In 1974, a book by Frederic Flach, M.D., The Secret Strength of Depression, was important to me in understanding how to move through what was seemingly the unrelenting chaos of a “dark night of the soul”. In his later book Resilience, he is focusing on the necessity of developing resilience to deal with our world, where disarray and change is constant, and how we can learn to cope with it creatively, which is exactly what I teach my clients caught in their “dark night” of career chaos.

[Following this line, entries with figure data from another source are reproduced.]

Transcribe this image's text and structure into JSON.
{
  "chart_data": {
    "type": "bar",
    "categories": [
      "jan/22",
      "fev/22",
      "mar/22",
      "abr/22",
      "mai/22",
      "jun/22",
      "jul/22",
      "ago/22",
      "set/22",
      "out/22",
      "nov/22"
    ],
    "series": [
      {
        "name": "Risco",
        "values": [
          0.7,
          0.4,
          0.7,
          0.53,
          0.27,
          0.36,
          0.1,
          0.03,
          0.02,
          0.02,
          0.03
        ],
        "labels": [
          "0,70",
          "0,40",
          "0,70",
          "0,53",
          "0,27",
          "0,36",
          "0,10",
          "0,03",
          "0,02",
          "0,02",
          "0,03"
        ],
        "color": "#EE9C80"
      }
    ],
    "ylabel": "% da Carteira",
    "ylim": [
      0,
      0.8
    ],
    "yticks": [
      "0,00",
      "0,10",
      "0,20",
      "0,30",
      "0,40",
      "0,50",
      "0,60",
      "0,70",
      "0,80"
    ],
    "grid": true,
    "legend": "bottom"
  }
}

Flach emphasizes that: “The psychological changes that accompany stress reaction should lead to a new, more complex and adaptive structure that is qualitatively different from that which preceded it.” (p. 5) In other words, he is saying that we should have learned something valuable from the “dark night” we have been through. We should emerge better put together and more qualified to deal with life’s continuing challenges because of our experience.
He points out that these shifts when we are forced to “forfeit absolute perceptions and ways of viewing things in favor of new, more complex homeostasis more suited to our present and future survival.” Flach calls these points in life bifurcation points (from contemporary physics) representing extreme changes when we become severely destabilized, which may set the stage for regeneration into a new and more effective level of coherence (p. 14). As for complexity – “We have the potential to reorganize ourselves and our lives after a period of stress, a capacity attributable to the fact that as human beings, we are self-organizing systems” (p. 20).
Dr. Flach underscores that the law of psychobiological disruption and reintegration has serious importance during all of our lives. We must fall apart in order to learn and to experience meaningful change. We are at varying degrees of chaos and risk, since we do not know what direction our future will take (p. 7). Each period of chaotic disruption and reintegration prepares us for more that lie ahead, if we stay on an adaptive learning curve. Failure to pass successfully through any stress cycle leaves us crippled, with no strengths to meet future bifurcation points (p. 20).
Flach emphasizes that “Nowhere, perhaps, are the challenges of chaos triggered by stress and the strength to survive it more vividly exemplified than in the experiences of men and women subjected to the trauma” of a sudden job loss after a number of years in an organization with expectations of remaining there until traditional retirement. (p. 20)
The onset of middle age is a great deal more than numbers. “It’s a major bifurcation point where everything is up for grabs again” (p. 83). Health may become an issue. “The stresses of entering mid-life can be enormous. It is a time to reorient oneself to one’s work.” “The death rate among retirees during the first few years after retirement is remarkably high; this statistic must be attributed in part to being unprepared for the disruption that normally accompanies this transition, the loss of work that gave meaning and identity to one’s life” (p. 94).
Are you in a “dark night” right now? All of my career clients have a “dark night” and it’s essential to face it and move forward for success in your career. If you have had a “dark night” and came out on the other side, share with us some of your strategies for accomplishing this. If you are still in your “dark night” and fighting through it, what are you doing?
In group workshops sharing your “dark nights” and major accomplishments are essential in moving forward.